The most expensive film to be made in India, with a budget of $72 million, “RRR” has collected over $175 million worldwide, to become the third highest-grossing Indian film of all time. The second highest is Rajamouli’s “Bahubali 2: The Conclusion,” in 2017, a sequel to the 2015 film. The success of the “Bahubali” franchise across India, cutting across barriers of languages and cultures, started the trend of pan-Indian films in the country.
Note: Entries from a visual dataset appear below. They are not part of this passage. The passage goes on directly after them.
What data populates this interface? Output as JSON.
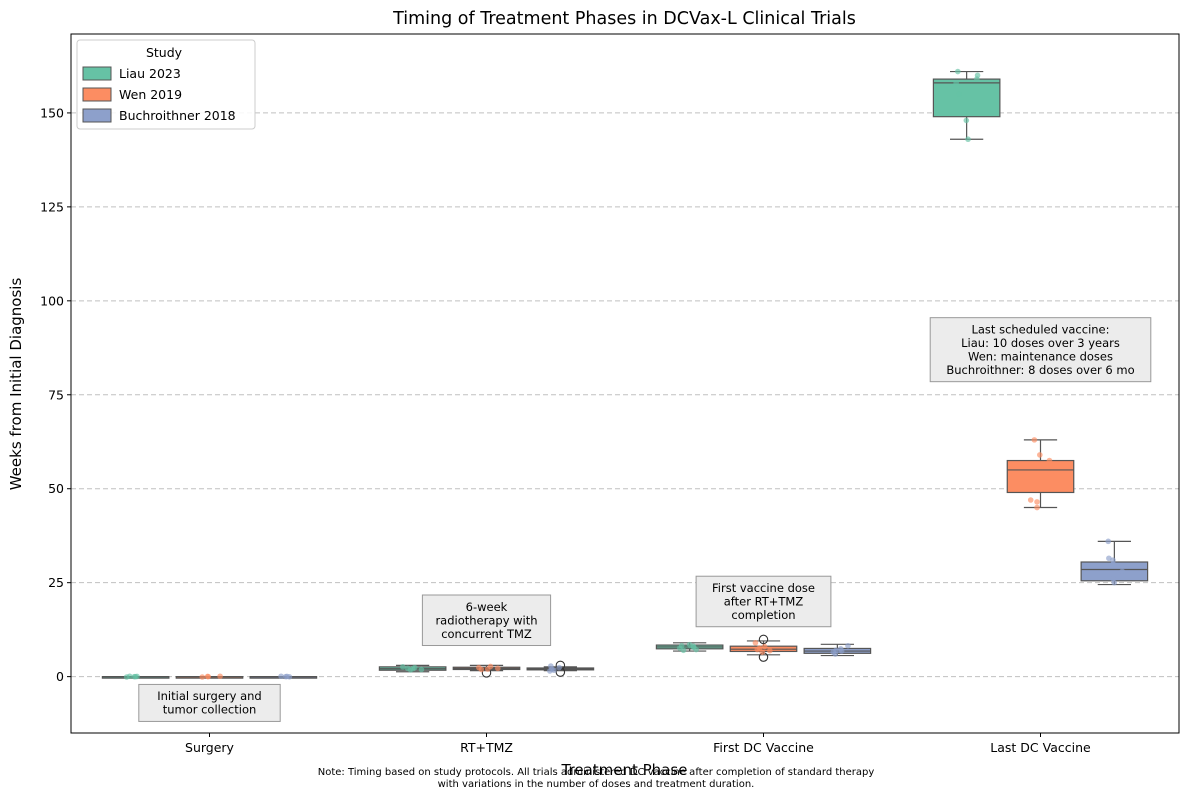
{
  "chart_data": {
    "type": "box",
    "title": "Timing of Treatment Phases in DCVax-L Clinical Trials",
    "xlabel": "Treatment Phase",
    "ylabel": "Weeks from Initial Diagnosis",
    "categories": [
      "Surgery",
      "RT+TMZ",
      "First DC Vaccine",
      "Last DC Vaccine"
    ],
    "ylim": [
      -15,
      171
    ],
    "yticks": [
      0,
      25,
      50,
      75,
      100,
      125,
      150
    ],
    "grid": "horizontal dashed",
    "legend": {
      "title": "Study",
      "placement": "top-left",
      "entries": [
        "Liau 2023",
        "Wen 2019",
        "Buchroithner 2018"
      ]
    },
    "series": [
      {
        "name": "Liau 2023",
        "color": "#66c2a5",
        "boxes": [
          {
            "whisker_low": 0,
            "q1": 0,
            "median": 0,
            "q3": 0,
            "whisker_high": 0,
            "outliers": []
          },
          {
            "whisker_low": 1.3,
            "q1": 1.7,
            "median": 2.1,
            "q3": 2.6,
            "whisker_high": 3.0,
            "outliers": []
          },
          {
            "whisker_low": 6.8,
            "q1": 7.4,
            "median": 7.9,
            "q3": 8.4,
            "whisker_high": 9.0,
            "outliers": []
          },
          {
            "whisker_low": 143,
            "q1": 149,
            "median": 158,
            "q3": 159,
            "whisker_high": 161,
            "outliers": []
          }
        ],
        "points": [
          [
            0,
            0.05,
            -0.1,
            0.1,
            0.0
          ],
          [
            2.1,
            2.6,
            1.9,
            2.4,
            1.8,
            2.2
          ],
          [
            7.2,
            8.1,
            7.6,
            8.5,
            7.0,
            7.8,
            8.2
          ],
          [
            143,
            148,
            155,
            158,
            159,
            160,
            161
          ]
        ]
      },
      {
        "name": "Wen 2019",
        "color": "#fc8d62",
        "boxes": [
          {
            "whisker_low": 0,
            "q1": 0,
            "median": 0,
            "q3": 0,
            "whisker_high": 0,
            "outliers": []
          },
          {
            "whisker_low": 1.6,
            "q1": 1.9,
            "median": 2.2,
            "q3": 2.5,
            "whisker_high": 3.0,
            "outliers": [
              1.0
            ]
          },
          {
            "whisker_low": 5.8,
            "q1": 6.7,
            "median": 7.3,
            "q3": 8.1,
            "whisker_high": 9.5,
            "outliers": [
              5.2,
              9.9
            ]
          },
          {
            "whisker_low": 45,
            "q1": 49,
            "median": 55,
            "q3": 57.5,
            "whisker_high": 63,
            "outliers": []
          }
        ],
        "points": [
          [
            0,
            0.1,
            -0.1,
            0.05
          ],
          [
            2.0,
            2.7,
            1.9,
            2.4,
            2.2
          ],
          [
            6.5,
            7.2,
            8.0,
            7.6,
            9.0,
            6.9
          ],
          [
            45,
            46.5,
            47,
            54,
            56,
            57.5,
            59,
            63
          ]
        ]
      },
      {
        "name": "Buchroithner 2018",
        "color": "#8da0cb",
        "boxes": [
          {
            "whisker_low": 0,
            "q1": 0,
            "median": 0,
            "q3": 0,
            "whisker_high": 0,
            "outliers": []
          },
          {
            "whisker_low": 1.6,
            "q1": 1.8,
            "median": 2.0,
            "q3": 2.3,
            "whisker_high": 2.6,
            "outliers": [
              1.2,
              3.0
            ]
          },
          {
            "whisker_low": 5.6,
            "q1": 6.2,
            "median": 6.8,
            "q3": 7.5,
            "whisker_high": 8.6,
            "outliers": []
          },
          {
            "whisker_low": 24.5,
            "q1": 25.5,
            "median": 28.5,
            "q3": 30.5,
            "whisker_high": 36,
            "outliers": []
          }
        ],
        "points": [
          [
            0,
            0.1,
            -0.05,
            0.05
          ],
          [
            2.0,
            1.7,
            2.4,
            2.8,
            1.5
          ],
          [
            6.0,
            6.8,
            7.4,
            8.2,
            6.5,
            7.0
          ],
          [
            25,
            26,
            28,
            30,
            31,
            31.5,
            36
          ]
        ]
      }
    ],
    "annotations": [
      {
        "category_index": 0,
        "y": -7,
        "text": [
          "Initial surgery and",
          "tumor collection"
        ]
      },
      {
        "category_index": 1,
        "y": 15,
        "text": [
          "6-week",
          "radiotherapy with",
          "concurrent TMZ"
        ]
      },
      {
        "category_index": 2,
        "y": 20,
        "text": [
          "First vaccine dose",
          "after RT+TMZ",
          "completion"
        ]
      },
      {
        "category_index": 3,
        "y": 87,
        "text": [
          "Last scheduled vaccine:",
          "Liau: 10 doses over 3 years",
          "Wen: maintenance doses",
          "Buchroithner: 8 doses over 6 mo"
        ]
      }
    ],
    "footnote": [
      "Note: Timing based on study protocols. All trials administered DC vaccine after completion of standard therapy",
      "with variations in the number of doses and treatment duration."
    ]
  }
}
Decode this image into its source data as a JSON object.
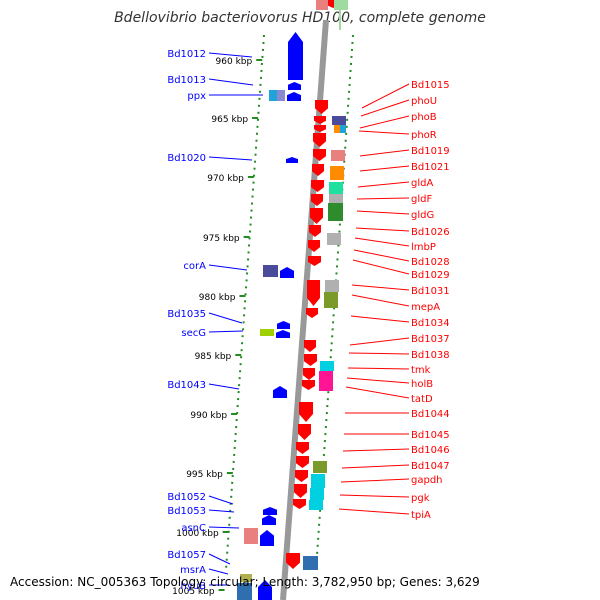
{
  "title": "Bdellovibrio bacteriovorus HD100, complete genome",
  "footer": {
    "text": "Accession: NC_005363    Topology: circular; Length: 3,782,950 bp; Genes: 3,629"
  },
  "colors": {
    "forward_strand": "#0000ff",
    "reverse_strand": "#ff0000",
    "backbone": "#999999",
    "tick": "#228b22"
  },
  "ticks": [
    "960 kbp",
    "965 kbp",
    "970 kbp",
    "975 kbp",
    "980 kbp",
    "985 kbp",
    "990 kbp",
    "995 kbp",
    "1000 kbp",
    "1005 kbp"
  ],
  "left_labels": [
    "Bd1012",
    "Bd1013",
    "ppx",
    "Bd1020",
    "corA",
    "Bd1035",
    "secG",
    "Bd1043",
    "Bd1052",
    "Bd1053",
    "asnC",
    "Bd1057",
    "msrA",
    "hyuB"
  ],
  "right_labels": [
    "Bd1015",
    "phoU",
    "phoB",
    "phoR",
    "Bd1019",
    "Bd1021",
    "gldA",
    "gldF",
    "gldG",
    "Bd1026",
    "lmbP",
    "Bd1028",
    "Bd1029",
    "Bd1031",
    "mepA",
    "Bd1034",
    "Bd1037",
    "Bd1038",
    "tmk",
    "holB",
    "tatD",
    "Bd1044",
    "Bd1045",
    "Bd1046",
    "Bd1047",
    "gapdh",
    "pgk",
    "tpiA"
  ],
  "category_colors": [
    "#4b4b9b",
    "#1fa3d8",
    "#8a8ad0",
    "#e88080",
    "#ff8c00",
    "#20e0a0",
    "#2e8b2e",
    "#b0b0b0",
    "#7a9a2a",
    "#00d0e0",
    "#ff1493",
    "#a0d000",
    "#2f6fb0",
    "#b0b050"
  ]
}
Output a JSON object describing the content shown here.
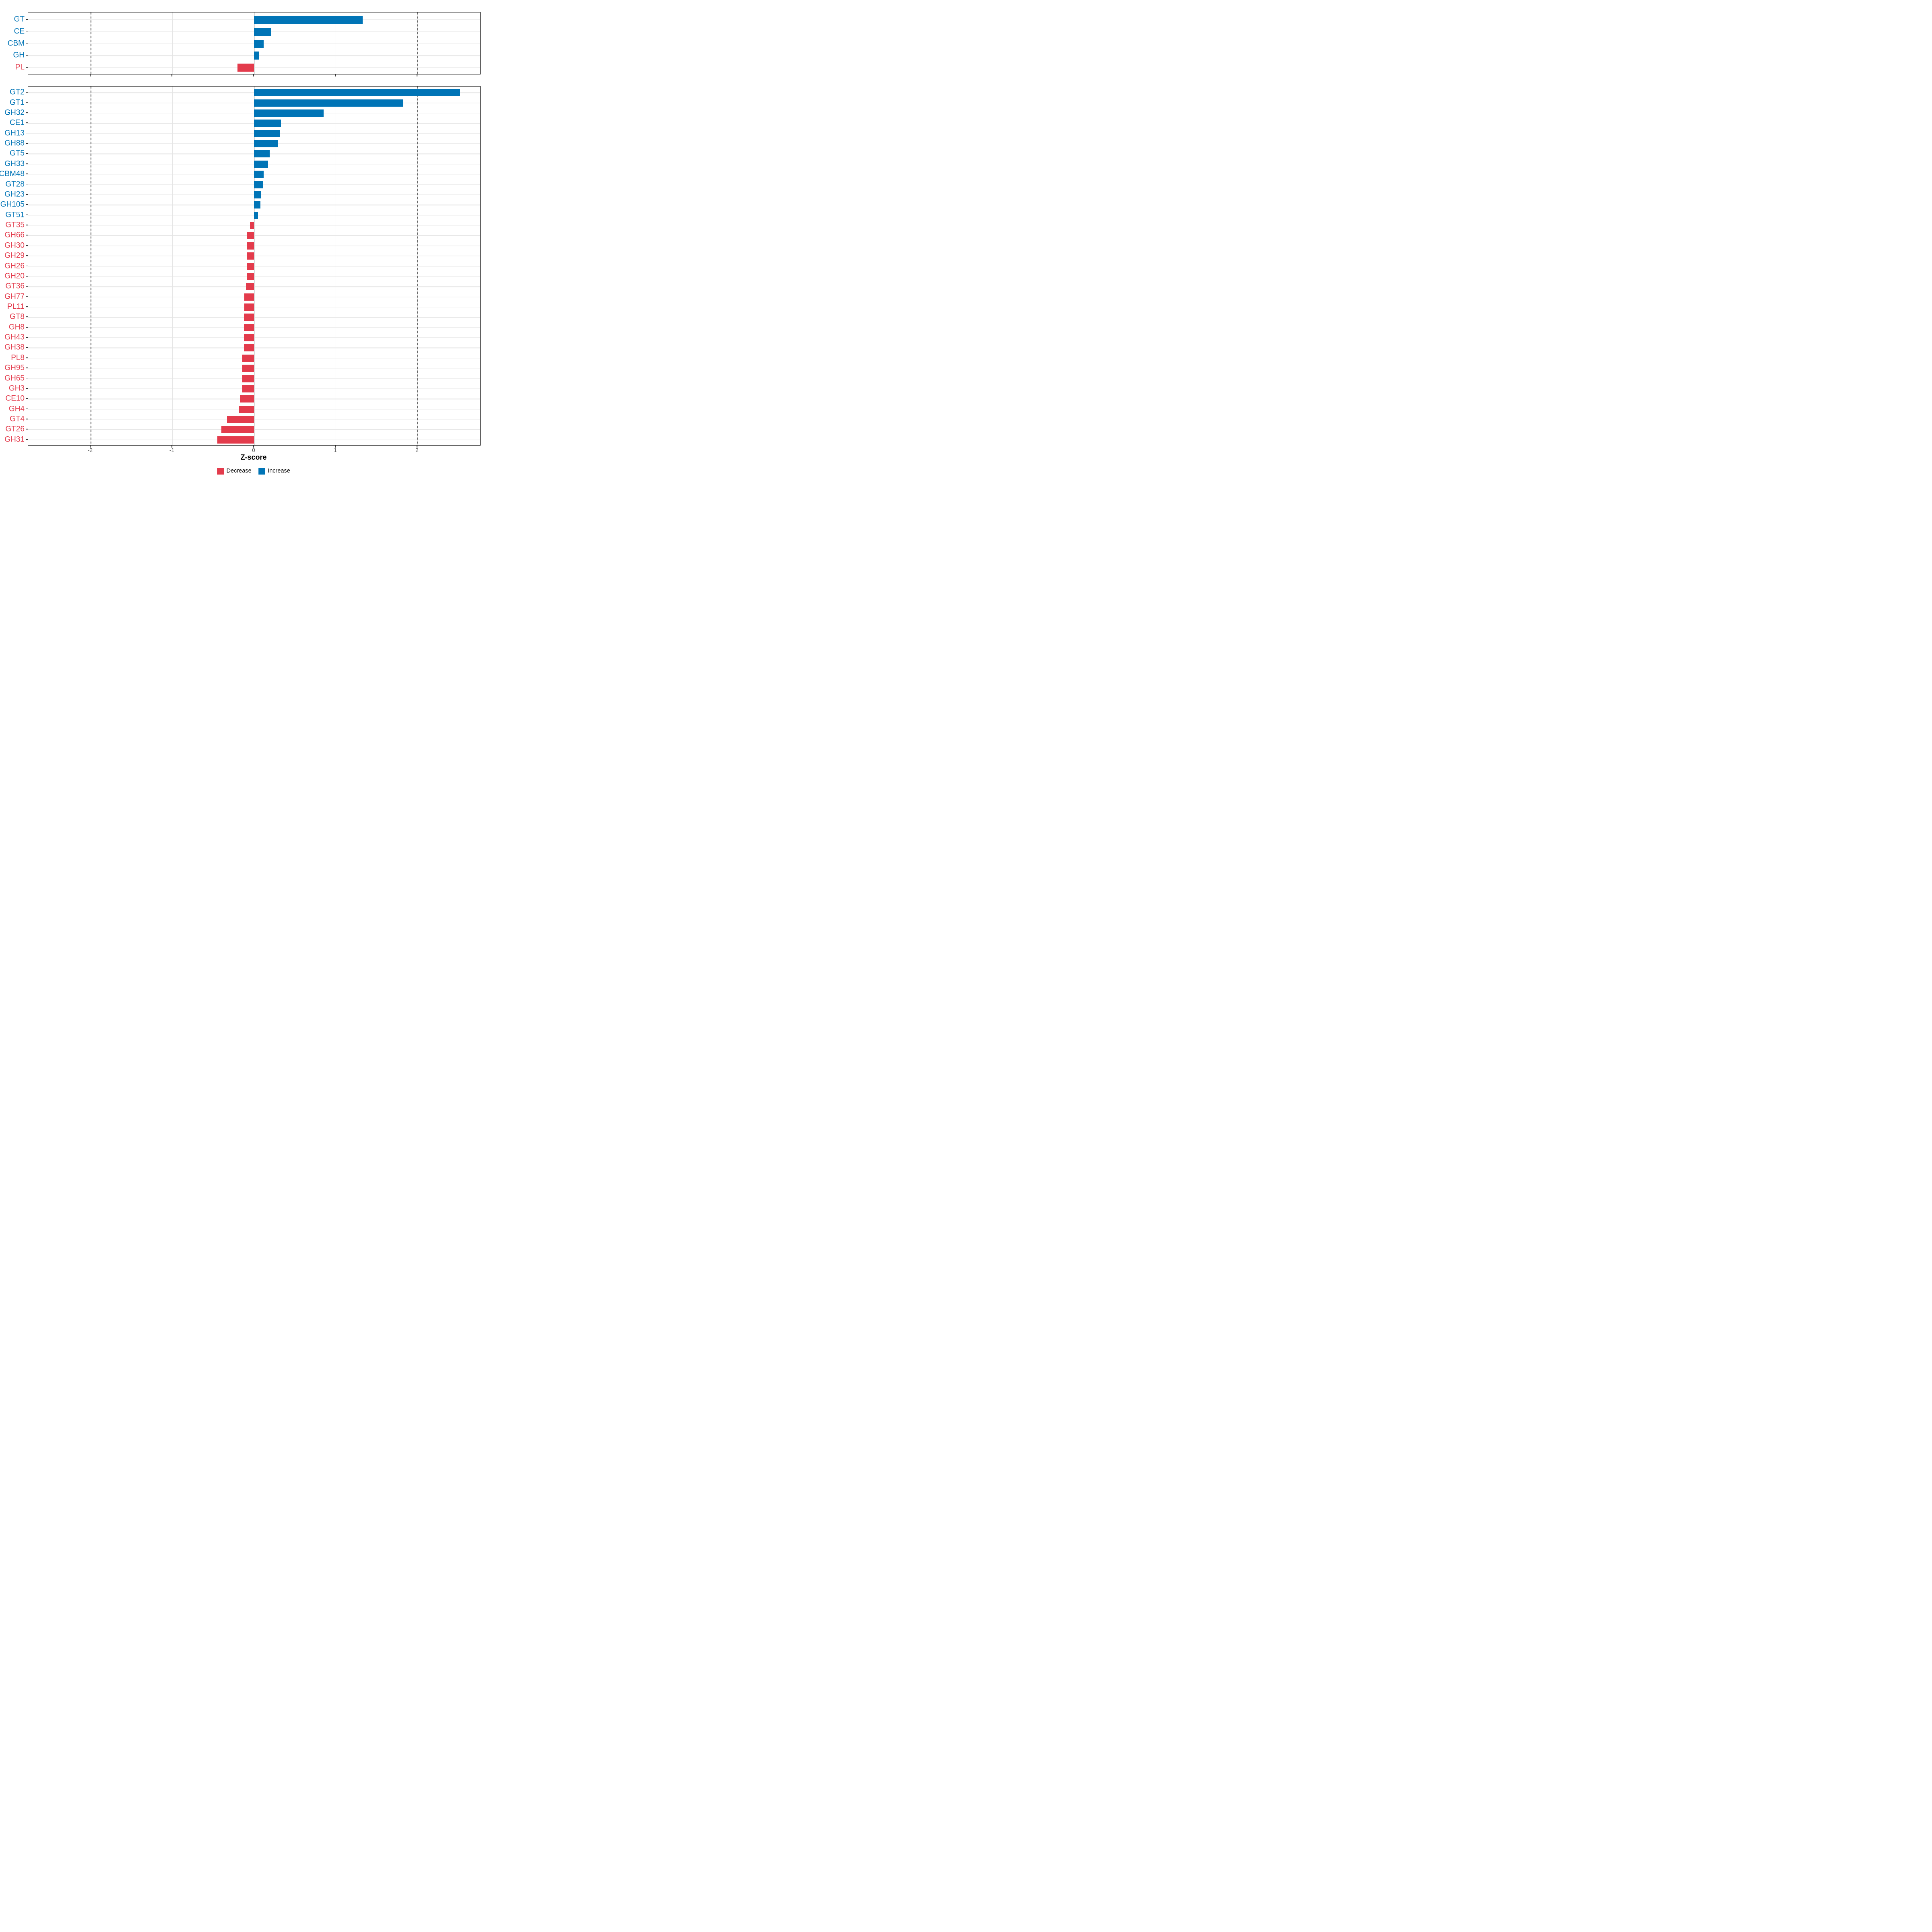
{
  "chart_data": {
    "type": "bar",
    "orientation": "horizontal",
    "title": "",
    "xlabel": "Z-score",
    "ylabel": "",
    "x_ticks": [
      -2,
      -1,
      0,
      1,
      2
    ],
    "x_range": [
      -2.76,
      2.78
    ],
    "grid": true,
    "legend_position": "bottom",
    "reference_lines_dashed": [
      -2,
      2
    ],
    "colors": {
      "increase": "#0074B6",
      "decrease": "#E33B4C"
    },
    "legend": [
      {
        "label": "Decrease",
        "key": "decrease"
      },
      {
        "label": "Increase",
        "key": "increase"
      }
    ],
    "panels": [
      {
        "name": "enzyme-class-panel",
        "categories": [
          "GT",
          "CE",
          "CBM",
          "GH",
          "PL"
        ],
        "values": [
          1.33,
          0.21,
          0.12,
          0.06,
          -0.2
        ]
      },
      {
        "name": "enzyme-family-panel",
        "categories": [
          "GT2",
          "GT1",
          "GH32",
          "CE1",
          "GH13",
          "GH88",
          "GT5",
          "GH33",
          "CBM48",
          "GT28",
          "GH23",
          "GH105",
          "GT51",
          "GT35",
          "GH66",
          "GH30",
          "GH29",
          "GH26",
          "GH20",
          "GT36",
          "GH77",
          "PL11",
          "GT8",
          "GH8",
          "GH43",
          "GH38",
          "PL8",
          "GH95",
          "GH65",
          "GH3",
          "CE10",
          "GH4",
          "GT4",
          "GT26",
          "GH31"
        ],
        "values": [
          2.52,
          1.83,
          0.85,
          0.33,
          0.32,
          0.29,
          0.19,
          0.17,
          0.12,
          0.115,
          0.09,
          0.08,
          0.05,
          -0.05,
          -0.083,
          -0.084,
          -0.085,
          -0.086,
          -0.088,
          -0.1,
          -0.119,
          -0.12,
          -0.121,
          -0.122,
          -0.123,
          -0.124,
          -0.142,
          -0.143,
          -0.144,
          -0.145,
          -0.167,
          -0.18,
          -0.33,
          -0.4,
          -0.45
        ]
      }
    ]
  }
}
It is now a term used to describe a mainstream commercial film that simultaneously releases in multiple Indian languages, such as Telugu, Tamil, Malayalam, Kannada and Hindi, and appeals to all audiences across India.

However, in the politically charged climate of India, at a time when nationalistic films are on the rise, a section of the society has criticized “RRR” for the use of Hindu religious iconography. In the climax of the film, Raju’s character dons the look of Lord Rama — in saffron clothing with bow and arrows — to fight the British. (However, this isn’t the first time that Raju’s character has been mythologized in cinema. The 1974 Telugu film “Alluri Seetharama Raju,” starring superstar Krishna, portrayed him in a similar fashion.)

It has also been pointed out that the song “Etthara Jenda,” which plays during the end credits and honors several Indian freedom fighters, excludes three key figures, Jawaharlal Nehru, Mahatma Gandhi and Dr. B. R. Ambedkar, whose politics do not align with that of the Hindu right wing.

“There’s a difference between the two. From what Bollywood does, it’s very obvious that they’re trying to please a certain section of the audience. But Rajamouli has repeatedly said that he grew up with the epics of Ramayana, Mahabharata and tales of Amar Chitra Katha. So I don’t think Rajamouli is playing to the gallery. He genuinely believes in certain things; whether they may be progressive or regressive is a separate discussion,” said Rajendran. (Amar Chitra Katha is a series of Indian comics and graphic novels on religious legends and epics, historical figures, folktales and cultural stories.)

Gond journalist and critic Akash Poyam, writing for the Indian magazine Caravan, described the last scene of the film as “dehumanizing and appropriative.” In the scene, the slogan “Jal, Jangal, Zameen” (Water, Forest, Land) is shown as being inscribed by Raju. However, in real life, this slogan was Komaram Bheem’s contribution, which has been vital to Adivasi (tribal) activism to this day. Moreover, in the film, Bheem is portrayed as a simple tribal person who could not understand the greater vision of Sitarama, an upper caste Hindu man. Hence, the film has been criticized for reinforcing caste hegemony.

However, in the international imagination, where Indian movies are synonymous with Bollywood, the Mumbai-based, Hindi-language film industry, this is a notable moment, because India is home to more than 20 regional-language film industries. “As somebody who watches a lot of Indian films, I don’t think this is the greatest film that our country has produced. However, there is a fair amount of jealousy that a filmmaker from the Telugu film industry has done something that Bollywood could never achieve,” said Rajendran. “Rajamouli is not an intellectual filmmaker. He doesn’t position himself as one either. He’s a very mainstream, commercial filmmaker, and he’s very unapologetic about that.”

A few years ago, when Rajamouli’s cinema cut across barriers of language and culture in India, it created a moment etched in India’s cinematic history and established Rajamouli as one of the biggest filmmakers in the country. Now with “RRR” crossing all international boundaries and becoming a cultural phenomenon, he has once again provided Indian cinema with one of its biggest events.